Why habits belong in the block, not in a separate list
Habit apps assume a habit is the same in the morning as in the evening, at work as at home. It isn't. Context matters, and habits should live where they're practiced.
I have a confession about habit apps: I’ve tried them all. Streaks, Habitica, Done, HabitNow, and several I’ve since forgotten. I’ve used them with initial enthusiasm, convinced that this time I would maintain the 66 days supposedly needed to form a habit.
And it always ends the same way. By week three, the moment of reviewing the habit list becomes a guilt tour. There are boxes I don’t check because I forgot. Habits I mark even though I can’t remember doing them. Some I stopped trying but didn’t delete because deleting them feels like giving up.
The problem isn’t consistency. The problem is that habit apps are built on a false premise.
The false premise of habit apps
The premise is that a habit is an autonomous unit that can be measured independently of the context in which it occurs.
“Drink water” as a habit assumes that drinking water at 9 AM during a deep work session is the same as drinking water at 8 PM after dinner. They’re the same liters, but completely different moments — different cues, different obstacles, different reasons to forget.
“Meditate” as a daily habit conflates 20 minutes of morning meditation with 2 minutes of breathing before an important meeting. Do they count equally? What are you really measuring?
Habit apps generalize in order to give you a number. And streak numbers are addictive but poor proxies for what you actually want to develop.
The habit as part of the context
Contextual time-blocking treats habits differently: a habit is an intention that makes sense within a specific context.

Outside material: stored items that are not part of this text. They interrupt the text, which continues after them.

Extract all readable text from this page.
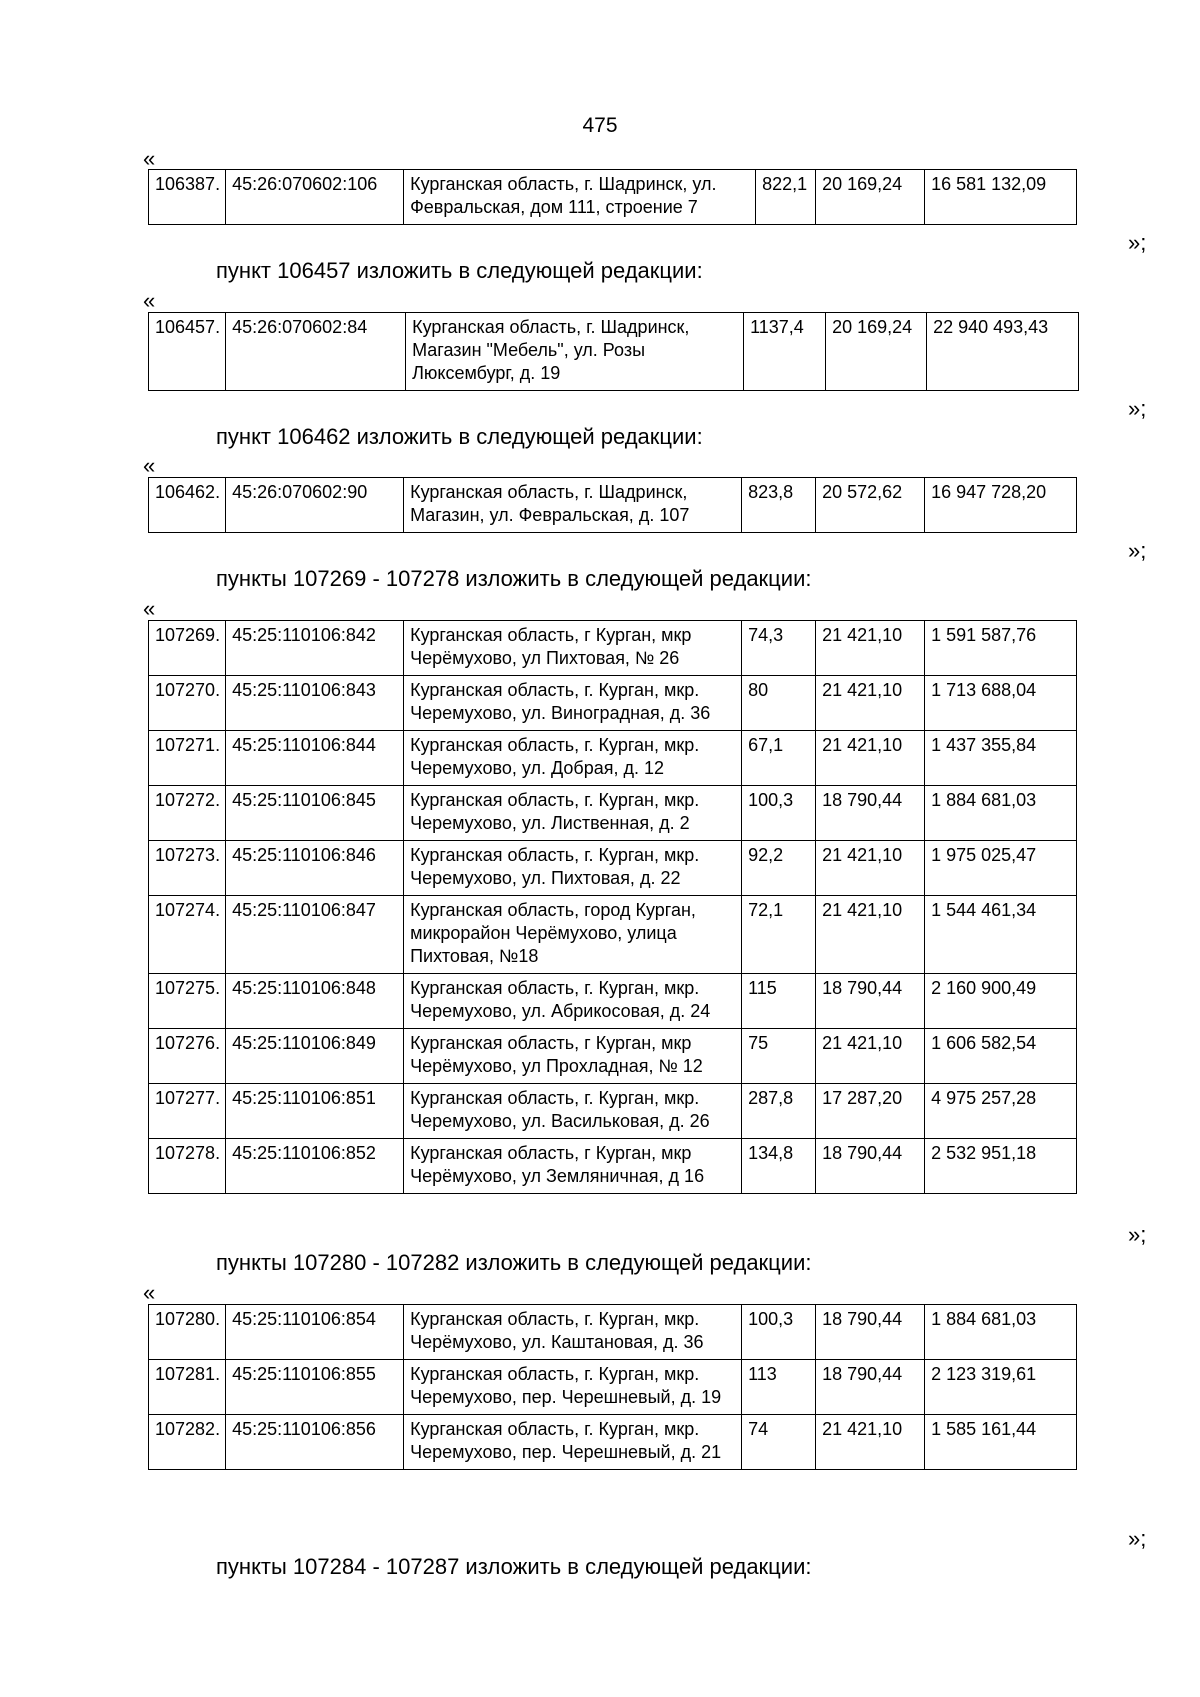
475
«
106387.	45:26:070602:106	Курганская область, г. Шадринск, ул. Февральская, дом 111, строение 7	822,1	20 169,24	16 581 132,09
»;
пункт 106457 изложить в следующей редакции:
«
106457.	45:26:070602:84	Курганская область, г. Шадринск, Магазин "Мебель", ул. Розы Люксембург, д. 19	1137,4	20 169,24	22 940 493,43
»;
пункт 106462 изложить в следующей редакции:
«
106462.	45:26:070602:90	Курганская область, г. Шадринск, Магазин, ул. Февральская, д. 107	823,8	20 572,62	16 947 728,20
»;
пункты 107269 - 107278 изложить в следующей редакции:
«
107269.	45:25:110106:842	Курганская область, г Курган, мкр Черёмухово, ул Пихтовая, № 26	74,3	21 421,10	1 591 587,76
107270.	45:25:110106:843	Курганская область, г. Курган, мкр. Черемухово, ул. Виноградная, д. 36	80	21 421,10	1 713 688,04
107271.	45:25:110106:844	Курганская область, г. Курган, мкр. Черемухово, ул. Добрая, д. 12	67,1	21 421,10	1 437 355,84
107272.	45:25:110106:845	Курганская область, г. Курган, мкр. Черемухово, ул. Лиственная, д. 2	100,3	18 790,44	1 884 681,03
107273.	45:25:110106:846	Курганская область, г. Курган, мкр. Черемухово, ул. Пихтовая, д. 22	92,2	21 421,10	1 975 025,47
107274.	45:25:110106:847	Курганская область, город Курган, микрорайон Черёмухово, улица Пихтовая, №18	72,1	21 421,10	1 544 461,34
107275.	45:25:110106:848	Курганская область, г. Курган, мкр. Черемухово, ул. Абрикосовая, д. 24	115	18 790,44	2 160 900,49
107276.	45:25:110106:849	Курганская область, г Курган, мкр Черёмухово, ул Прохладная, № 12	75	21 421,10	1 606 582,54
107277.	45:25:110106:851	Курганская область, г. Курган, мкр. Черемухово, ул. Васильковая, д. 26	287,8	17 287,20	4 975 257,28
107278.	45:25:110106:852	Курганская область, г Курган, мкр Черёмухово, ул Земляничная, д 16	134,8	18 790,44	2 532 951,18
»;
пункты 107280 - 107282 изложить в следующей редакции:
«
107280.	45:25:110106:854	Курганская область, г. Курган, мкр. Черёмухово, ул. Каштановая, д. 36	100,3	18 790,44	1 884 681,03
107281.	45:25:110106:855	Курганская область, г. Курган, мкр. Черемухово, пер. Черешневый, д. 19	113	18 790,44	2 123 319,61
107282.	45:25:110106:856	Курганская область, г. Курган, мкр. Черемухово, пер. Черешневый, д. 21	74	21 421,10	1 585 161,44
»;
пункты 107284 - 107287 изложить в следующей редакции:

“No distractions” as a habit lives inside the deep work block. Not in the email block, where managed distractions are part of the work. Not in the meetings block, where attention is the tool. In the deep work block.
“Water every 30 minutes” lives in long-duration work blocks. Not in 30-minute ones.
“Review notes before wrapping up” lives in the meetings block, just before marking it as complete.
This localization has practical consequences:
First, habits are easier to activate. You don’t have to remember a global list of the day’s habits. When you open the block and see your habits there, the context has already prepared the ground. You’re in deep work mode; the “no distractions” habit already makes sense.
Second, success or failure is more honest. It’s not “did I meditate today?” but “did I activate conscious breathing before this meeting?” One question has context. The other doesn’t.
Third, you can have different habits in different contexts without them contaminating each other. Your 9 AM self doesn’t have to meet the same habits as your 5 PM self.
The streak trap
Habit apps with streak systems create a perverse incentive: checking the box becomes the goal, not the habit itself.
When you have a 47-day streak, on day 48 when you don’t feel the habit makes sense, you do it anyway to avoid breaking the streak. Or worse: you check it even though you didn’t really do it.
ZexTime has no streaks. It has contexts. When you complete a block, you save an instance with the habits you activated in that session. Over time, you can see how often you’ve activated a habit in a given type of block. But there’s no number to break. No guilt if a habit didn’t fit that day.
How to set up habits in ZexTime
The most practical way to start is to think block by block:
For your deep work block, what conditions do you need for a good session? Maybe: notifications off, water on the desk, review tasks before starting, stand-up break after each Pomodoro.
For your email and admin block, what makes it more effective? Maybe: only reply to what can be answered in under 2 minutes, don’t open new threads you can’t close now, archive anything that requires no action.
For your exercise block, what sustains it? Maybe: clothes prepared the night before (a habit in the night-preparation block), water before starting, 5 minutes of mandatory warm-up.
Each of those habits lives in the block where it makes sense. Not in a global list looking down without context.
Habits aren’t tasks you can do at any time. They are practices that depend on context to be possible. Returning that context to them is the first condition for them to work.